VII. Implementation Bindings I100-*
- I100-1 estimate_illuminant(RGB_raw_lin, meta, strategy) -> W_src, wb, conf
- I100-2 apply_wb_raw(raw, wb, cfa) -> raw_wb
- I100-3 select_or_interpolate_ccm(CCT, T_cam, ISO, repo) -> M_ccm
- I100-4 chromatic_adapt(XYZ, W_src, W_dst, method) -> XYZ_d, CAT
- I100-5 rgb_xyz_transform(RGB, M) -> out (generic 3×3 linear transform)
- I100-6 gamut_map(RGB_lin, mode, params) -> RGB_lin' (compression → clip)
- I100-7 apply_oetf(RGB_lin, oetf_name) -> RGB_out
- I100-8 evaluate_color_metrics(image, patches, refs) -> { ΔE_00, err_awb, gamut_viol, skin_angle }
- I100-9 emit_color_profile(M_ccm, CAT, M_dst, wb, oetf, meta) -> profile.v1
- I100-10 bind_manifest_color(profile, metrics, hashes) -> manifest.imaging.color
VIII. Cross-References
- Fixed-pattern noise & flat-field: Chapter 8—perform DSNU/PRNU and color-shading corrections before WB.
- Optics & PSF: Chapter 5—lateral chromatic aberration and off-axis aberrations may induce fringes; coordinate with demosaic strategy.
- Sampling & reconstruction: Chapter 6—apply WB after sampling when using chroma-preserving kernels or directly in RAW.
- Noise & denoising: Chapter 7—channel SNR bounds the illuminant estimator and WB caps.
- Cleansing time axis: Methods.Cleaning v1.0, Chapter 5—multi-frame chart average and AE alignment require tau_mono.
- Data specification: EFT.WP.Core.DataSpec v1.0—bind profile.v1 and manifest.imaging.color fields.
IX. Quality Metrics & Risk Control
- Core indicators
- mean/p95(ΔE_00), err_awb(u'v'), gamut_viol, skin_angle, cond(M_render), artifact_rate.
- Runtime monitoring: within window Delta_t, track drift_g_R,B, drift_CCT, slope of ΔE_00, and alerts.
- Key risks & playbooks
- Mixed illuminants: partitioned AWB + feathered fusion; on failure, fall back to gray-world with low-confidence tagging.
- High gain / saturation: constrain WB caps and normalize via G channel; enable highlight protection if needed.
- Observer mismatch: switch to ACEScg working space and publish observer-difference notes.
- Config drift: maintain versioned mapping { CCT, T_cam } -> { wb, M_ccm } with regression/interpolation.

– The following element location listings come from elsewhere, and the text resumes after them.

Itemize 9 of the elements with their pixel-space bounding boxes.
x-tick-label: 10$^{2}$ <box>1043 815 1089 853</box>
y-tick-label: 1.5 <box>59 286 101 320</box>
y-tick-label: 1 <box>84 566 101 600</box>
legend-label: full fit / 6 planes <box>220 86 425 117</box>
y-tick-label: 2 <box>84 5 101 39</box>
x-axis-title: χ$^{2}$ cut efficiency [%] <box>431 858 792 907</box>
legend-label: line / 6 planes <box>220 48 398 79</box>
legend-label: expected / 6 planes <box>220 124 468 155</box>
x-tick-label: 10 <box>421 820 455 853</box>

- Algorithm instability: if cond(M) exceeds threshold, switch to LUT-based rendering or lower-order matrices.
Summary
This chapter codifies the minimal closed loop for color management—RAW → wb → M_ccm → CAT → M_dst^{-1} → TRC—and enforces contracts via ΔE, white-point residuals, gamut overflow, and skin-hue angle. Artifacts are published as profile.v1 and manifest.imaging.color, ensuring consistent, auditable rendering across devices and scenes.